そこで底を打ったのは幸運でしかなかったと振り返る。

「アフィリエイト広告を貼るようになって少しずつサイトから収入が得られるようになってきたことと、NHKから取材されたりしてメディアから取材してもらうことがちょくちょく出てきて。書籍のお仕事もいただけるようになったのが大きいですね」

同種のサイトの追随を許さなかったからこそ

スロットでの勝ちに頼れなくなってサイトの人気を収入にする方法を取り入れた時期と、水面下で蓄積していたサイトの評価が表に出てきた時期がうまく重なった。2000年代後半特有の、個性的な個人サイトの書籍化やメディア進出が目立った時代背景も無視できないだろう。廃道は個人サイトという新しいサブカルチャーの泉から汲み上げられた新コンテンツとして扱われた。2000年前半に興った「廃墟ブーム」や、鉄道趣味の1ジャンルとして長く定着している「廃線趣味」とはまったく別の文脈だ。

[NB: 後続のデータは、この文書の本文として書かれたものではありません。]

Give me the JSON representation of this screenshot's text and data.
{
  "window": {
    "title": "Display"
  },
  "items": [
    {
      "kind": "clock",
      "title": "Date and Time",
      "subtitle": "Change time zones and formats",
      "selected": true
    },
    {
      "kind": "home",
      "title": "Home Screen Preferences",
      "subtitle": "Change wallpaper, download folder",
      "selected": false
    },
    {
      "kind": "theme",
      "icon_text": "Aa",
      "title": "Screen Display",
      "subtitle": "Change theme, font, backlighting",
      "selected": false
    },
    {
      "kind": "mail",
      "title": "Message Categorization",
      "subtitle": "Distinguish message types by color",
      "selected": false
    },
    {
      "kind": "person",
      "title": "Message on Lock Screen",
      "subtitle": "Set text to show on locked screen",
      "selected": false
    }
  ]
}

そこで平沼さんが第一人者とみなされたのは運ではない。7年以上もクオリティの高いレポートをコンスタントにアップし続けて、同種のサイトの追随を許さなかったからだ。大抵のサイトは画期的な切り口であっても1年と更新が続かない。発足時かそれ以上の密度と品質でコンテンツを生産し続けるのは、いつの時代でもほんのひと握りだ。

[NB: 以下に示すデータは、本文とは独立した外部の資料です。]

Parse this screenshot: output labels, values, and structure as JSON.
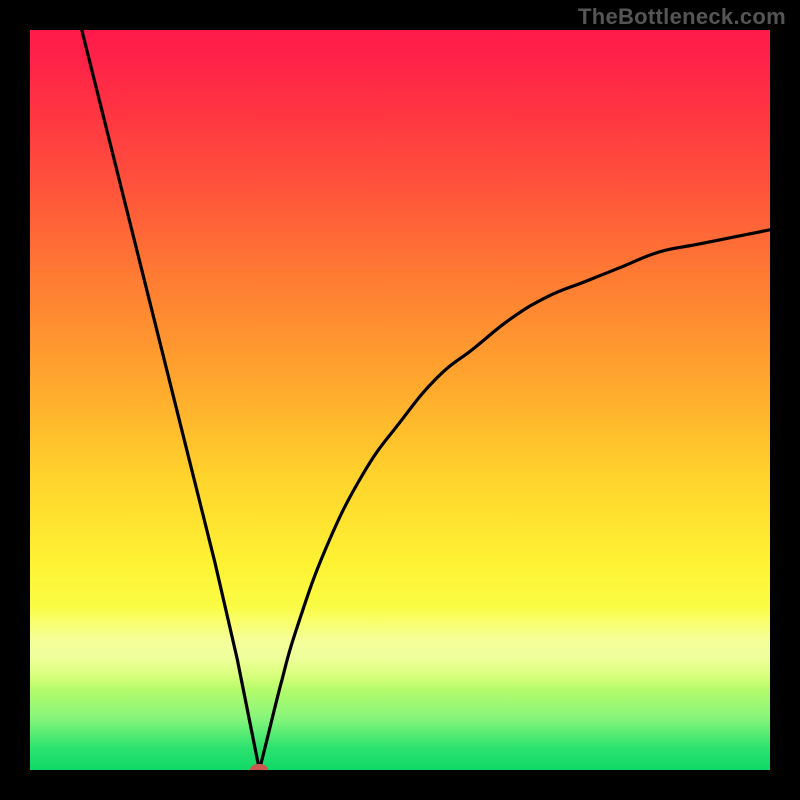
{
  "watermark": "TheBottleneck.com",
  "colors": {
    "black": "#000000",
    "curve": "#000000",
    "marker": "#ca5a4f",
    "watermark_text": "#555555"
  },
  "chart_data": {
    "type": "line",
    "title": "",
    "xlabel": "",
    "ylabel": "",
    "xlim": [
      0,
      100
    ],
    "ylim": [
      0,
      100
    ],
    "grid": false,
    "legend": false,
    "notes": "V-shaped bottleneck curve on a vertical red→green gradient. Minimum reaches 0 (green) near x≈31. Left branch starts near 100 at x≈7 and descends almost linearly to the minimum. Right branch rises with decreasing slope toward ~73 at x=100.",
    "series": [
      {
        "name": "bottleneck-curve",
        "x": [
          7,
          10,
          15,
          20,
          25,
          28,
          30,
          31,
          32,
          34,
          36,
          40,
          45,
          50,
          55,
          60,
          65,
          70,
          75,
          80,
          85,
          90,
          95,
          100
        ],
        "values": [
          100,
          88,
          68,
          48,
          28,
          15,
          5,
          0,
          4,
          12,
          19,
          30,
          40,
          47,
          53,
          57,
          61,
          64,
          66,
          68,
          70,
          71,
          72,
          73
        ]
      }
    ],
    "marker": {
      "x": 31,
      "y": 0
    }
  }
}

当初アフィリエイト収入は月に1万円いかない程度だったが、広告の品が売れて報酬が入るタイプだけでなく、広告クリックが直接報酬になるタイプも加えたら数段アップした。その頃アクセス数は1日7000近くに達し、数値の伸びは同人誌の売り上げにもつながった。廃道の魅力を知った新規読者はサイトから同人誌の存在を知って、バックナンバーもまとめ買いしてくれる。1部400円のPDFファイル。在庫リスクは一切ない。

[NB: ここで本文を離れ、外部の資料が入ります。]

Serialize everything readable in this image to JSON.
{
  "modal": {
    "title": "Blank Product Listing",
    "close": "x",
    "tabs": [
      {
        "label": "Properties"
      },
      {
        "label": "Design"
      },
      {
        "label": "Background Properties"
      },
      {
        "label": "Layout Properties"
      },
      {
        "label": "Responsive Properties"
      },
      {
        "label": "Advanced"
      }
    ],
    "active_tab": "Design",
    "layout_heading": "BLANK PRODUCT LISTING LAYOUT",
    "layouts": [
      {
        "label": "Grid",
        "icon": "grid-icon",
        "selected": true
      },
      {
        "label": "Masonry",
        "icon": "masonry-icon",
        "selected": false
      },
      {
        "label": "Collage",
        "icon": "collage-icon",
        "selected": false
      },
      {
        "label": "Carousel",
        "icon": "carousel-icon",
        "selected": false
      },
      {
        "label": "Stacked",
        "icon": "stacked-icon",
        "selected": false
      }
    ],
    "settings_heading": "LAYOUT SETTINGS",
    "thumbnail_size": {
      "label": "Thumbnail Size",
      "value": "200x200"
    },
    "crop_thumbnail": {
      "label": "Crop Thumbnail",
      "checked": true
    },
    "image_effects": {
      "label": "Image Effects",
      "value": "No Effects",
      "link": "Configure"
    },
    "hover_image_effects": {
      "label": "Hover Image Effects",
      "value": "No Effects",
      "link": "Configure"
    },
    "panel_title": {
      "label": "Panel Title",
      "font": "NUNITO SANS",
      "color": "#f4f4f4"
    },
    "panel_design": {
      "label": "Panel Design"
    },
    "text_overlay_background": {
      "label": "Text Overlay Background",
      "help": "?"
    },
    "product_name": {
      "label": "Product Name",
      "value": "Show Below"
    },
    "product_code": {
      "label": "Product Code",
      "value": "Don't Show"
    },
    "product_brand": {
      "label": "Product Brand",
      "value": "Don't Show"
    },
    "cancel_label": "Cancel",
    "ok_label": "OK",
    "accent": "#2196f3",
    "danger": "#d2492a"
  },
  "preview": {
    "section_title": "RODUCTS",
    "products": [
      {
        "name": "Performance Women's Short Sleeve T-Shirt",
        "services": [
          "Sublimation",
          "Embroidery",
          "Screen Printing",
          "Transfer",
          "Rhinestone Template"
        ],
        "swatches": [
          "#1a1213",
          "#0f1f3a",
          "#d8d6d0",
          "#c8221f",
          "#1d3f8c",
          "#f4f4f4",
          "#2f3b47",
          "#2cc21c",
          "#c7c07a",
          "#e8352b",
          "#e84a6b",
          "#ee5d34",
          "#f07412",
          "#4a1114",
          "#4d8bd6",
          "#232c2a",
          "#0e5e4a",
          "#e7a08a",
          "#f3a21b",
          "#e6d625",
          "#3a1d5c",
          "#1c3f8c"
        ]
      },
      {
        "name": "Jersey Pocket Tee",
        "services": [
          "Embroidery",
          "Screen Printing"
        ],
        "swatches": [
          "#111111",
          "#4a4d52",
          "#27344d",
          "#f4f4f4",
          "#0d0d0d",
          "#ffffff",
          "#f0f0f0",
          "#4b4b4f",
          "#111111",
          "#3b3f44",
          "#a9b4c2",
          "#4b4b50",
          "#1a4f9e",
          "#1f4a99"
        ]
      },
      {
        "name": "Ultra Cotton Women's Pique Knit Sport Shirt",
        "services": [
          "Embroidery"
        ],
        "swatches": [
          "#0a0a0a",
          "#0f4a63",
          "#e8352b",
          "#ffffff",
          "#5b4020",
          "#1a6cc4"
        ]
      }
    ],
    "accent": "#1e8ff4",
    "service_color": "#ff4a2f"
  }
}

ピーク時は400~500人の購読者がいて、毎月発行するたびに仲間と割っても十分な収入になった。それに加えて、編集者と書籍の企画を膨らませたり、『廃道ナイト』(東京カルチャーカルチャー/2009年~)などのイベントを主催したりするなど、積極的にコンテンツを育てていったことも見逃せない。人付き合いが嫌いなのは変わっていないが、廃道の魅力を伝えることに関してはモチベーションがいくらでも湧いてきたという。